Numa capital cheia de sol, nasceu Adamastor, que não era príncipe, não era rico, nem filho de político. Socialmente, não tinha qualquer importância. “Gente que a gente não vê, porque é quase nada”.
Nasceu e se criou nessa capital litorânea, aconchegante, para onde fluíam pessoas de outras cidades, tirando as possibilidades da vida das pessoas, que tinham nascido ali. E dessa forma, a cidade era cheia de mendigos e parasitas, meios de vida que não tem concorrência.
Os prédios da capital, no centro, tinham vários andares, o que mostrava a riqueza dos proprietários. Nos subúrbios, não passavam de um andar, sem que por isso deixassem de gerar riqueza.
Na capital, pelas ruas, havia centenas de automóveis em alta velocidade, matando gente, enquanto matavam o tempo.Também havia antigos cabarés, jornais, partidos políticos, e Sedes de Governo.
Adamastor, mesmo não tendo importância social alguma, era de boa família. Tão boa, que tinha até bons sentimentos. E agia sempre de acordo com a sua vontade, não sendo preso às normas ditadas pelos seus co-cidadãos.

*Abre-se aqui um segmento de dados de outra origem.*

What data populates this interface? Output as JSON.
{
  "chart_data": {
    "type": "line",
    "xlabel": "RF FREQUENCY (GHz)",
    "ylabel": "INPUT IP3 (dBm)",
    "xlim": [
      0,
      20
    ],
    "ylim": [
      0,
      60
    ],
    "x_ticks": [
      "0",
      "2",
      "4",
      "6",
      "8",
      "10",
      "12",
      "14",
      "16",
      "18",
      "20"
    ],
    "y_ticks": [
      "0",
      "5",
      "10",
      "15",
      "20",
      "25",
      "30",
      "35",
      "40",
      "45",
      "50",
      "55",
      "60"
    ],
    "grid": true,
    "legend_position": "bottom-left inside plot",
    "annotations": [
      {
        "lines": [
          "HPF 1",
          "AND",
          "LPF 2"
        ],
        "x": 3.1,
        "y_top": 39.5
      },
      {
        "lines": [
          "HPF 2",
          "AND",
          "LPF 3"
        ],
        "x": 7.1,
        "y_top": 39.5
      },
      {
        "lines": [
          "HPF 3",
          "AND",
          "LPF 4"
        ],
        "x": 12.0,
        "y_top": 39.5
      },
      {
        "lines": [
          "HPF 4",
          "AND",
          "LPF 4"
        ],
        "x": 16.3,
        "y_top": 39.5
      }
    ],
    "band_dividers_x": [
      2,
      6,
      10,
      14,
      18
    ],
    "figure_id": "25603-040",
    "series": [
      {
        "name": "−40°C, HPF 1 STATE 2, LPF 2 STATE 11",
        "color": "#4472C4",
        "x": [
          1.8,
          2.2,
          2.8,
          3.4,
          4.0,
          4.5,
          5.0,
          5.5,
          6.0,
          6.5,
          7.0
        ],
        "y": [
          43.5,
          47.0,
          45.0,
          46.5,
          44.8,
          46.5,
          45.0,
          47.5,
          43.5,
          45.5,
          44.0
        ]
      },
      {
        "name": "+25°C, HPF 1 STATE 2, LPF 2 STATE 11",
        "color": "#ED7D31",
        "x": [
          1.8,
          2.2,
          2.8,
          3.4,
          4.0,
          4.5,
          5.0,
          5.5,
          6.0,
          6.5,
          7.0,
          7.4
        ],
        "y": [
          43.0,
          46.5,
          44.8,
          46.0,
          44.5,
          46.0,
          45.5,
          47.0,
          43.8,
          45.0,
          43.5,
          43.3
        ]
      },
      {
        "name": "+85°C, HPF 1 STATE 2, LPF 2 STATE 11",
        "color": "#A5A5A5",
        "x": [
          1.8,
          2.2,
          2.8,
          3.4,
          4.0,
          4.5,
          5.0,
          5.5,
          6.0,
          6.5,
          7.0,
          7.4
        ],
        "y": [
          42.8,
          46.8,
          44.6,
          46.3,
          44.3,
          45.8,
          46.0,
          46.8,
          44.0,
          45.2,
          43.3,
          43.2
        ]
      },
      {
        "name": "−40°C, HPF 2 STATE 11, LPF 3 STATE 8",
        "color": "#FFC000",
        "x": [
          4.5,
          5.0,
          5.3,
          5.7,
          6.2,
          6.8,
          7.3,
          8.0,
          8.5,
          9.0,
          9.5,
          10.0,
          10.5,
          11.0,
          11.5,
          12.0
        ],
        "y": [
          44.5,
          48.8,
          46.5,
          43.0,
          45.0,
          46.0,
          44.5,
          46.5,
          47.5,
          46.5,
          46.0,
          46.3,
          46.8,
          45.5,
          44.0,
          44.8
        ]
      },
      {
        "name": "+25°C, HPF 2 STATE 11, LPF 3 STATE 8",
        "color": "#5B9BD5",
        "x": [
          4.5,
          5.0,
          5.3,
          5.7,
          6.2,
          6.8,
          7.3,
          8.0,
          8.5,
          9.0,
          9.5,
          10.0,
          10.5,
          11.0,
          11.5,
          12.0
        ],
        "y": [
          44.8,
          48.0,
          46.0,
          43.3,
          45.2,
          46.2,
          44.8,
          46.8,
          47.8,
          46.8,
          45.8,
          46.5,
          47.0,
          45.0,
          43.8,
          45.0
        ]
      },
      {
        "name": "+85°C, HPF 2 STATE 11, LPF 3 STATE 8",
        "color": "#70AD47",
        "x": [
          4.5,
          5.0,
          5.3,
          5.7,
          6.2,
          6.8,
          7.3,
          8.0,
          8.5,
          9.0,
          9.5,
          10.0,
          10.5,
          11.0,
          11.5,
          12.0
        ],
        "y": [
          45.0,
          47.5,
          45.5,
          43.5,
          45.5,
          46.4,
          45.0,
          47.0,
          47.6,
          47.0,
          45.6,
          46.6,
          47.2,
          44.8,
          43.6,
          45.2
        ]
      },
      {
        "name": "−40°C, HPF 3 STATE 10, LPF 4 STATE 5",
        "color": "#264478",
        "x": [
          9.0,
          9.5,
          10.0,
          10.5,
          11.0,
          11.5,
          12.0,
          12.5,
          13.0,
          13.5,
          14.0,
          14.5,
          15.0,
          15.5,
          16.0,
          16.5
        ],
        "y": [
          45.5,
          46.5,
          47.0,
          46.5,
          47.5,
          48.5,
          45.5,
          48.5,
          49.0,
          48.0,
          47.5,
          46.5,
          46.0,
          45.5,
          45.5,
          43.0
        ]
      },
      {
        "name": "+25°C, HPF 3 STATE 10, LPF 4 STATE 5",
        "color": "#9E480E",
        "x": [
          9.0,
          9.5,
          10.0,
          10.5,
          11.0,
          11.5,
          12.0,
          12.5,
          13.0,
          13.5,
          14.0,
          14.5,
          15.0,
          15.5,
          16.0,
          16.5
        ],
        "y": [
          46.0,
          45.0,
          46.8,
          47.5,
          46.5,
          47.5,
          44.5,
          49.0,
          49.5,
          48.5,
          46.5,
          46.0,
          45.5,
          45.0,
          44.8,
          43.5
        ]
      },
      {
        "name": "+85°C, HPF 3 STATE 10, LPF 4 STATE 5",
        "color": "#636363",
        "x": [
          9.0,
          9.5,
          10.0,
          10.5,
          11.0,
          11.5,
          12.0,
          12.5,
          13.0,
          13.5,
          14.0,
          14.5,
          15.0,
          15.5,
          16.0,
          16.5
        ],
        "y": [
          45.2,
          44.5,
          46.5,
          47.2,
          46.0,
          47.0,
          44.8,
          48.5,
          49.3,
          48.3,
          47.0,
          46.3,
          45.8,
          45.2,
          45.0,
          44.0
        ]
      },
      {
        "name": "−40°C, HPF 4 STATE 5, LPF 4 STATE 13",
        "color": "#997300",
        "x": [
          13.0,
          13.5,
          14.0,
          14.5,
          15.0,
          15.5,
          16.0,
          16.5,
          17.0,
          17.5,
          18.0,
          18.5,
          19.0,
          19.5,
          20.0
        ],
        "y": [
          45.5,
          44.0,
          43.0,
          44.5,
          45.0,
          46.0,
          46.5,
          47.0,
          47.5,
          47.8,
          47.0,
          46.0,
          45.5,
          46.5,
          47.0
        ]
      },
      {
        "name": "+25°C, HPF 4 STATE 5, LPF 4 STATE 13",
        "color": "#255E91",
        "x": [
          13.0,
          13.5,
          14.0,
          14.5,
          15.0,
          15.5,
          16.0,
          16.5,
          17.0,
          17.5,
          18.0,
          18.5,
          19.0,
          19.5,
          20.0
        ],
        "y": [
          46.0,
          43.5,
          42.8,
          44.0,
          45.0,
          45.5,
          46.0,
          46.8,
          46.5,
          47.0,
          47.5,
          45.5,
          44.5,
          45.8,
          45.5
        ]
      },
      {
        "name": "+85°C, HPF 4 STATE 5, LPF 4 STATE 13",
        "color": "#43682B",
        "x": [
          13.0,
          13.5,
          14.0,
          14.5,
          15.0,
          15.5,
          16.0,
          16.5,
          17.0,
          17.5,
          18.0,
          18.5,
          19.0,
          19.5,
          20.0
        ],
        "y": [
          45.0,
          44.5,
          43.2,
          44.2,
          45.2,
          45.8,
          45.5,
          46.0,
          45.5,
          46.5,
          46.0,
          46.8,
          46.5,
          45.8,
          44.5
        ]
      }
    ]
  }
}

A mãe de Adamastor, logo cedo, notou que o filho tinha um defeito gravíssimo: Só dizia a verdade. Não a sua verdade, a verdade útil, mas a verdade verdadeira.
Alarmada, tentou modificar o temperamento do filho, mas foi impossível. Adamastor era diferente, no modo de comer, na maneira de vestir, no jeito de andar e na forma como se dirigia aos outros.
Enquanto usava calças curtas, os amigos da família consideravam-no um menino precoce e antipático. Depois de rapaz, passou a ser considerado irreverente e grosseiro.
Entre outras esquisitices, Adamastor pensava livremente e por conta própria. Assim, a família via Adamastor como um contestador do regime de governo. Os professores se indignavam, porque ele tinha ideias próprias e aprendia tudo ao contrário do que eles lhe ensinavam. Os colegas o detestavam.
Entretanto, a mãe de Adamastor, como toda mãe, descobriu no filho uma grande qualidade: Adamastor não fazia nada do que fazia, por maldade. Era questão de temperamento e inteligência privilegiada.
Ao contrário do que parecia, seu filho era extraordinariamente bom. Aliás, somente os olhos maternos enxergavam isso.
Um parente o aconselhou a se tornar bacharel em Direito, tentando convencê-lo:
-Bacharel é o princípio de tudo. Não se precisa estudar muito. Seja bacharel! Você terá tudo nas mãos. Ao lado de um político-chefe, sabendo ser subserviente e adulador, você chegará a deputado ou ministro.
Indignado, Adamastor contestou:
-Mas, eu não sou subserviente nem adulador. Não quero ser nada disso. Eu quero trabalhar!
O parente insistiu:
-Você quer ser um eterno vagabundo? Vagabundo é um sujeito a quem faltam três coisas: Dinheiro, prestígio, e posição social. Trabalhando, sem ser bacharel, você vai ser um Zé-ninguém. Um empregado medíocre. Vai trabalhar para os outros, quando podia trabalhar para você mesmo.
Adamastor respondeu:
-Eu discordo de você, e assunto encerrado!
A pedido de sua mãe, Adamastor procurou mostrar que tinha capacidade de trabalhar. Arranjou um emprego numa loja, mas foi logo despedido, sem qualquer explicação.
Mudou de emprego diversas vezes, sem dar certo em lugar nenhum, mesmo sendo honesto e tendo disposição para qualquer serviço.
A fama de Adamastor era gostar muito de trabalhar. Sempre ia além das ordens que recebia do chefe. Isso, os colegas de trabalho não suportavam, pois achavam que ele queria se sobressair. E o intrigavam com o chefe, ate que fosse despedido.
Ele ria e encarava tudo com naturalidade. Via os erros, as hipocrisias, as vaidades, e não ficava calado. Censurava o que achava errado e dizia tudo o que queria.
Em todos os lugares onde trabalhou, fosse em indústria, loja comercial ou fábrica, sentiu a rejeição dos colegas, sendo logo despedido. O motivo era sua excessiva dedicação ao trabalho, o que irritava os preguiçosos.
Desiludido com a maldade humana, Adamastor chegou à conclusão de que só vence na vida quem diz sim. E o caminho que faz mais sucesso é o da bajulação e da hipocrisia. Esse caminho, ele jamais percorreria.